# Favorite Tarmac of all time



## pvflyer (Oct 15, 2009)

Lets have a poll . Which is your favorite TARMAC of all time? 

My, favorite one and the one I would really like to have is the 2009 SL-2 SAXO BANK, but I'd like the Bettini's version too not as much as the SAXO though.


----------



## j-man (Sep 3, 2009)

*sl3 super light*

i pretty much have my favorite tarmac ( tarmac sl3 my avatar) but i would like mine to look like this:thumbsup:


----------



## mjdwyer23 (Mar 18, 2009)

I like mine! 

This one is hawt too:


----------



## nocondorfx (Oct 22, 2005)




----------



## Tinea Pedis (Aug 14, 2009)

The Saxo Bank certainly is VERY nice.

I'd love an Astana one, funnily enough...

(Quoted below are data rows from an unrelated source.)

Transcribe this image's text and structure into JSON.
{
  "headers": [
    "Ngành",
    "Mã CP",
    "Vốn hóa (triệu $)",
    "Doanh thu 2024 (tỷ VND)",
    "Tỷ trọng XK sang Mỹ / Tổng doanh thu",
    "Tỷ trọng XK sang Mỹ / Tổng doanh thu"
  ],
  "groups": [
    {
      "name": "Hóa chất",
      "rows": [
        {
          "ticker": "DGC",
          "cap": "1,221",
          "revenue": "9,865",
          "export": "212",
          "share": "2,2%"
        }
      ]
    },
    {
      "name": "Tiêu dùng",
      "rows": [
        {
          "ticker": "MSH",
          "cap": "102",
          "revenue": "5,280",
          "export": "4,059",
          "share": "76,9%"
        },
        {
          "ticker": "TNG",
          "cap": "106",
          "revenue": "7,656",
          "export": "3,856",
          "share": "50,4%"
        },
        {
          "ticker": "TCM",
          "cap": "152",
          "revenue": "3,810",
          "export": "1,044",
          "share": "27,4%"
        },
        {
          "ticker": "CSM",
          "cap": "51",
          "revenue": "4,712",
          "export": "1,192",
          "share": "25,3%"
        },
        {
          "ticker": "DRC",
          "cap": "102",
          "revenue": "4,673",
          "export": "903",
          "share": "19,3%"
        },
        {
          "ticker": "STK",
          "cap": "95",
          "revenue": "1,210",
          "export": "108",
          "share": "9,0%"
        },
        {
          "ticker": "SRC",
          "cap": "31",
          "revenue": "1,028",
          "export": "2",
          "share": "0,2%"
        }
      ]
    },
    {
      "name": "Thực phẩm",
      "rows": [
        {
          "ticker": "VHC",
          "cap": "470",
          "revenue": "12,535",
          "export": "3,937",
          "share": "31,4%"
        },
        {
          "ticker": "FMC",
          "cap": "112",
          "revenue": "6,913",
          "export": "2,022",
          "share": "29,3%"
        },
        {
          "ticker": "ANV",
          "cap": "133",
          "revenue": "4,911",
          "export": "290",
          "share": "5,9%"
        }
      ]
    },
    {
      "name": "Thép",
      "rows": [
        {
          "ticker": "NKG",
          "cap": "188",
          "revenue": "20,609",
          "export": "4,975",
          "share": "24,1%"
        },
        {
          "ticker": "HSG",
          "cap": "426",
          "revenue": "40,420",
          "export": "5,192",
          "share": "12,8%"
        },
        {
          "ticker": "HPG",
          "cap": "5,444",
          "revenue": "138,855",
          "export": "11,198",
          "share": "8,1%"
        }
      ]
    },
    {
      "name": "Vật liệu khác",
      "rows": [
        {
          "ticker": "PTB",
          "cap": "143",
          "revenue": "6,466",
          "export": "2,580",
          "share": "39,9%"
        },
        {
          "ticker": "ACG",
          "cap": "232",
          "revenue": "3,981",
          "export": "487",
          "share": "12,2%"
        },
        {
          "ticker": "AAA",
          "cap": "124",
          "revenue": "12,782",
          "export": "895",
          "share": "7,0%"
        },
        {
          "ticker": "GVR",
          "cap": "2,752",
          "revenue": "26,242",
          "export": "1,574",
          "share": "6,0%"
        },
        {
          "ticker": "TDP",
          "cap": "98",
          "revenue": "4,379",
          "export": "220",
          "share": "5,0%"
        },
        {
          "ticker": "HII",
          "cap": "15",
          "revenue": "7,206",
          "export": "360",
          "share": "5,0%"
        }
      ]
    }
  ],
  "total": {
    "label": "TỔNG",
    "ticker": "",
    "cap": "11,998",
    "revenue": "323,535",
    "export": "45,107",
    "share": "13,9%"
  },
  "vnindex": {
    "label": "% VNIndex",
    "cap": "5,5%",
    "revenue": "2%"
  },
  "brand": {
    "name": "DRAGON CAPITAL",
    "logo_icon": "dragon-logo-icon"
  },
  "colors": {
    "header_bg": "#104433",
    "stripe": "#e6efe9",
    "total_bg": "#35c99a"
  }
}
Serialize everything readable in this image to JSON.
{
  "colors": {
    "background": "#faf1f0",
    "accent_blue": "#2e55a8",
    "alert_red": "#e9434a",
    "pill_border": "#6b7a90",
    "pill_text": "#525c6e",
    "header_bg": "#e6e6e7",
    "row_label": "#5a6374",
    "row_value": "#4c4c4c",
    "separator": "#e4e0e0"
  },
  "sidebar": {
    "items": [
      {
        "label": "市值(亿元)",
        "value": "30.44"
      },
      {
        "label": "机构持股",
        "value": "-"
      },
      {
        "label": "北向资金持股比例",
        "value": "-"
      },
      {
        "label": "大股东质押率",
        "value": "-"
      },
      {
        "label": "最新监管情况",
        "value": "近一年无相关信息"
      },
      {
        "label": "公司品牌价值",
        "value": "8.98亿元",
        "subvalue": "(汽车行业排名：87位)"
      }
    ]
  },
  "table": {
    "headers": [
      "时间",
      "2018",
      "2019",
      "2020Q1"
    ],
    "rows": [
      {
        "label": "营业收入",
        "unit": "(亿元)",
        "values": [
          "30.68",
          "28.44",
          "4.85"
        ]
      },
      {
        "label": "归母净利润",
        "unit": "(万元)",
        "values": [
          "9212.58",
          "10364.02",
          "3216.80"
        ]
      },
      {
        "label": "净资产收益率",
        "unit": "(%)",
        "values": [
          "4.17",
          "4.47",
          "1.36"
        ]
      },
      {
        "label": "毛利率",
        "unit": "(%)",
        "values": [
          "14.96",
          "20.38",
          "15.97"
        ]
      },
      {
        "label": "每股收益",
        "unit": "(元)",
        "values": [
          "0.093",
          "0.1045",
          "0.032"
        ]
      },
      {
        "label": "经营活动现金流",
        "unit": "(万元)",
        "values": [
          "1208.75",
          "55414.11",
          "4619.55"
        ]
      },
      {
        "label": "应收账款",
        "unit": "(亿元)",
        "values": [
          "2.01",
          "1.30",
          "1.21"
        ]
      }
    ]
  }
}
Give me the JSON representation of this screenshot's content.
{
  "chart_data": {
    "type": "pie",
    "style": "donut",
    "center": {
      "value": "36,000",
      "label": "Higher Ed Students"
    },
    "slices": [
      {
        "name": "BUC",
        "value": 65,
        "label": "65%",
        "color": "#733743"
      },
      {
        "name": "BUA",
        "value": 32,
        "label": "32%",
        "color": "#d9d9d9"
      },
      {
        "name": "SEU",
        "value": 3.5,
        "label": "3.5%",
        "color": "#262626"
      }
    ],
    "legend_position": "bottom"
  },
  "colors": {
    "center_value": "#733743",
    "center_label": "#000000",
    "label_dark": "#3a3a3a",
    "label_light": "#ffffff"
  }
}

Oh and Fabu's maillot jaune Tarmac was ace too!


----------



## biobanker (Jun 11, 2009)

Cancellera stole my bike!!


----------



## PaulRivers (Sep 11, 2006)

The 2008 Specialized Tarmac Elite had one of my favorite paint jobs -


















I've seen better pictures of it, but couldn't find them offhand.

I didn't buy it because I preferred the ride of higher end models...but it sure was pretty. 

Incidentally, the next model up (the Expert) was one of my least favorite color schemes. This photo doesn't quite do it justice to what I saw in person -









So much red, white, and blue...felt like I would need cape and shield every time I rode it around, lol. Yes, yes, it's a bit of an exaggeration, but when a bike costs $3k you start to become a little oversensitive to how it looks.


----------